C D E F G A B c d e f

Then you can break the music down into short sections, practising the note transitions in a loop, until you can play the whole song.

Remembering which note is on which line

There are a few tricks you can use to help remember where the notes are. For instance, the spaces spell the word 'face' from bottom to top:


X: 3
M: none
L: 1/1
K: C
"F" F "A" A "C" c "E" e |

And the lines are E G B D F, commonly taught as "Every Good Boy Deserves Fudge":


X: 3
M: none
L: 1/1
K: C
"E" E "G" G "B" B "D" d "F" f |

Other notes can be found relative to these, by counting up or down within the C major scale. Note that low C is on a ledger line below the staff.

You can practice reading notes using this tool, which randomly generates note positions. It is fine to look them up at first:

You might find it helpful to break things down into smaller selections of notes and learn them.

Below you can find examples with the notes of the staff broken into chunks of 3 sequential notes. These can be practised as follows:

  • Start by looking at the 3 notes, and remember which note is in which position.
  • Ask someone to write notes for you randomly so you can practice, and name the note as it is written.

A, B, C


X: 3
M: 4/4
L: 1/4
K: C
A, B, C

D, E, F


X: 3
M: 4/4
L: 1/4
K: C
D E F

G, A, B


X: 3
M: 4/4
L: 1/4
K: C
G A B

c, d, e


X: 3
M: 4/4
L: 1/4
K: C
c d e

f, g, a


X: 3
M: 4/4
L: 1/4
K: C
f g a

b, c', d'


X: 3
M: 4/4
L: 1/4
K: C
b c

Decoding the note names

Take some piece of sheet music that you want to learn, then read through it note by note, decoding the note position into a name, and write these out on paper.

Practising once you have the note names

Once you've decoded the music into a sequence of notes, the other thing that you need to start playing it is the rhythm, and there are a few ways of getting that:

  • Play music you already know. For example, if you start with music that you have listened to repeatedly, you will already know how it is supposed to sound.
  • Use notation software to reproduce the rhythm. Music notation software like musescore is not difficult to use. You can enter a rhythm, and then copy it by ear.

Break the music down into short chunks, practice each chunk until you can play it, and then put all of the chunks together.

Moving forwards

This is a shortcut method, it allows you to play complex music quickly, but it skips several steps in the process of learning to sight read, most notably learning to read rhythms, and mapping note positions directly to fingerings.

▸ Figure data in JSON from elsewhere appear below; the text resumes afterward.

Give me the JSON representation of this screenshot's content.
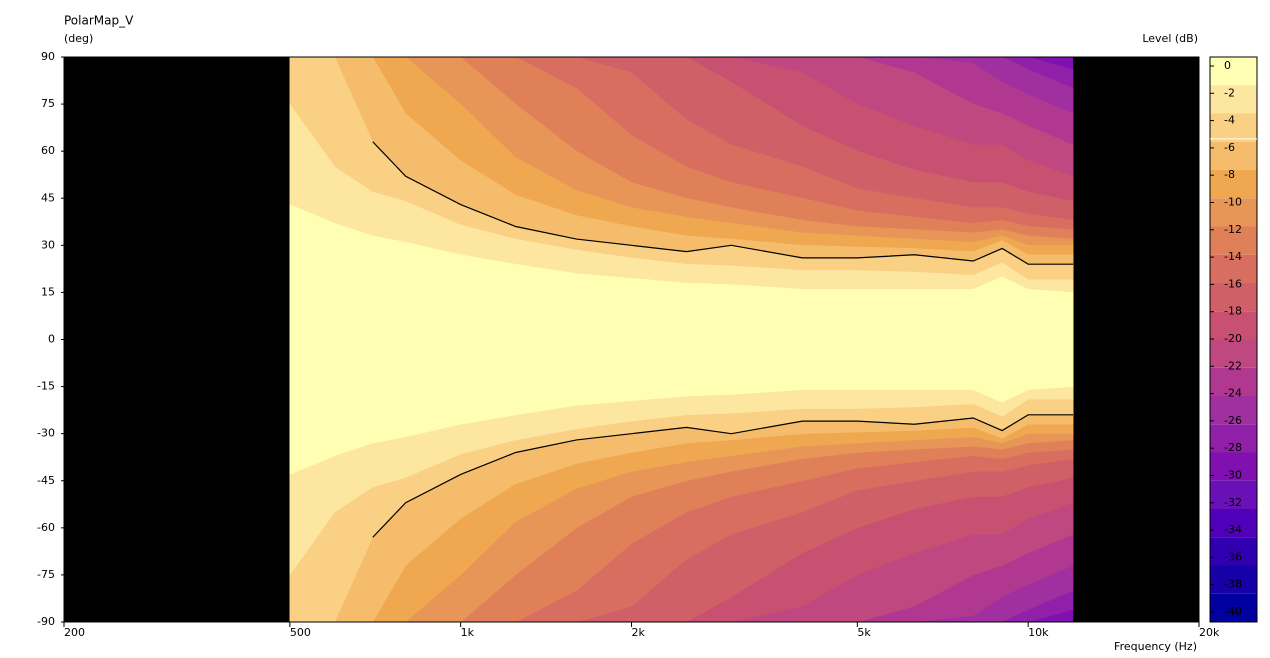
{
  "chart_data": {
    "type": "contour",
    "title": "PolarMap_V",
    "y_label": "(deg)",
    "x_label": "Frequency  (Hz)",
    "colorbar_label": "Level  (dB)",
    "xlim": [
      200,
      20000
    ],
    "x_scale": "log",
    "ylim": [
      -90,
      90
    ],
    "xticks": [
      200,
      500,
      {
        "value": 1000,
        "label": "1k"
      },
      {
        "value": 2000,
        "label": "2k"
      },
      {
        "value": 5000,
        "label": "5k"
      },
      {
        "value": 10000,
        "label": "10k"
      },
      {
        "value": 20000,
        "label": "20k"
      }
    ],
    "yticks": [
      90,
      75,
      60,
      45,
      30,
      15,
      0,
      -15,
      -30,
      -45,
      -60,
      -75,
      -90
    ],
    "clim": [
      -40,
      0
    ],
    "levels": [
      0,
      -2,
      -4,
      -6,
      -8,
      -10,
      -12,
      -14,
      -16,
      -18,
      -20,
      -22,
      -24,
      -26,
      -28,
      -30,
      -32,
      -34,
      -36,
      -38,
      -40
    ],
    "colors": [
      "#ffffb4",
      "#fde6a0",
      "#f9d084",
      "#f5bc6c",
      "#f0a850",
      "#e89558",
      "#e08058",
      "#d86e60",
      "#d06068",
      "#c85070",
      "#c04880",
      "#b03890",
      "#a030a0",
      "#9020a8",
      "#8010b0",
      "#6a10b8",
      "#5000b8",
      "#3000b0",
      "#1800a8",
      "#0000a0"
    ],
    "contour_line_level": -6,
    "x": [
      500,
      600,
      700,
      800,
      1000,
      1250,
      1600,
      2000,
      2500,
      3000,
      4000,
      5000,
      6300,
      8000,
      9000,
      10000,
      12000
    ],
    "contours": [
      {
        "level": -28,
        "angles": [
          90,
          90,
          90,
          90,
          90,
          90,
          90,
          90,
          90,
          90,
          90,
          90,
          90,
          90,
          90,
          90,
          86
        ]
      },
      {
        "level": -26,
        "angles": [
          90,
          90,
          90,
          90,
          90,
          90,
          90,
          90,
          90,
          90,
          90,
          90,
          90,
          90,
          90,
          86,
          80
        ]
      },
      {
        "level": -24,
        "angles": [
          90,
          90,
          90,
          90,
          90,
          90,
          90,
          90,
          90,
          90,
          90,
          90,
          90,
          88,
          82,
          78,
          72
        ]
      },
      {
        "level": -22,
        "angles": [
          90,
          90,
          90,
          90,
          90,
          90,
          90,
          90,
          90,
          90,
          90,
          90,
          85,
          75,
          72,
          68,
          62
        ]
      },
      {
        "level": -20,
        "angles": [
          90,
          90,
          90,
          90,
          90,
          90,
          90,
          90,
          90,
          90,
          85,
          75,
          68,
          62,
          62,
          57,
          52
        ]
      },
      {
        "level": -18,
        "angles": [
          90,
          90,
          90,
          90,
          90,
          90,
          90,
          90,
          90,
          82,
          68,
          60,
          54,
          50,
          50,
          47,
          44
        ]
      },
      {
        "level": -16,
        "angles": [
          90,
          90,
          90,
          90,
          90,
          90,
          90,
          85,
          70,
          62,
          55,
          48,
          45,
          42,
          42,
          40,
          38
        ]
      },
      {
        "level": -14,
        "angles": [
          90,
          90,
          90,
          90,
          90,
          90,
          80,
          65,
          55,
          50,
          45,
          41,
          39,
          37,
          38,
          36,
          35
        ]
      },
      {
        "level": -12,
        "angles": [
          90,
          90,
          90,
          90,
          90,
          75,
          60,
          50,
          45,
          42,
          38,
          36,
          35,
          34,
          35,
          33,
          32
        ]
      },
      {
        "level": -10,
        "angles": [
          90,
          90,
          90,
          90,
          75,
          58,
          47.5,
          42,
          39,
          37,
          34,
          33,
          32,
          31,
          33,
          30,
          30
        ]
      },
      {
        "level": -8,
        "angles": [
          90,
          90,
          90,
          72,
          57,
          46,
          39.5,
          36,
          33,
          32,
          30,
          29.5,
          29,
          28,
          31.5,
          27,
          27
        ]
      },
      {
        "level": -6,
        "angles": [
          90,
          90,
          63,
          52,
          43,
          36,
          32,
          30,
          28,
          30,
          26,
          26,
          27,
          25,
          29,
          24,
          24
        ]
      },
      {
        "level": -4,
        "angles": [
          75,
          55,
          47,
          44,
          36.5,
          32,
          28.5,
          26,
          24,
          23.5,
          22,
          22,
          21.5,
          20.5,
          24.5,
          19,
          19
        ]
      },
      {
        "level": -2,
        "angles": [
          43,
          37,
          33,
          31,
          27,
          24,
          21,
          19.5,
          18,
          17.5,
          16,
          16,
          16,
          16,
          20,
          16,
          15
        ]
      }
    ]
  }
}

After a while you may find that you can decode the notes into letters, and then map those to fingerings in your mind, but even then sight reading will be difficult due to skipping learning rhythms.

Also, the mental chain of:

Position -> Name -> Fingering

Is not what you want to be doing when sight reading. Instead the goal there is to map the positions directly to the fingerings, and how to train this is explained in the article on Sight reading.

If your goal with sheet music is to just learn the notes to play one or two songs, learning to decode the note names is a great way of approaching that.

This approach allows you to start learning very complex music even as a complete beginner. However, note that unlike the gradual progression one uses when learning to sight read, learning to play in this way ultimately takes longer per song.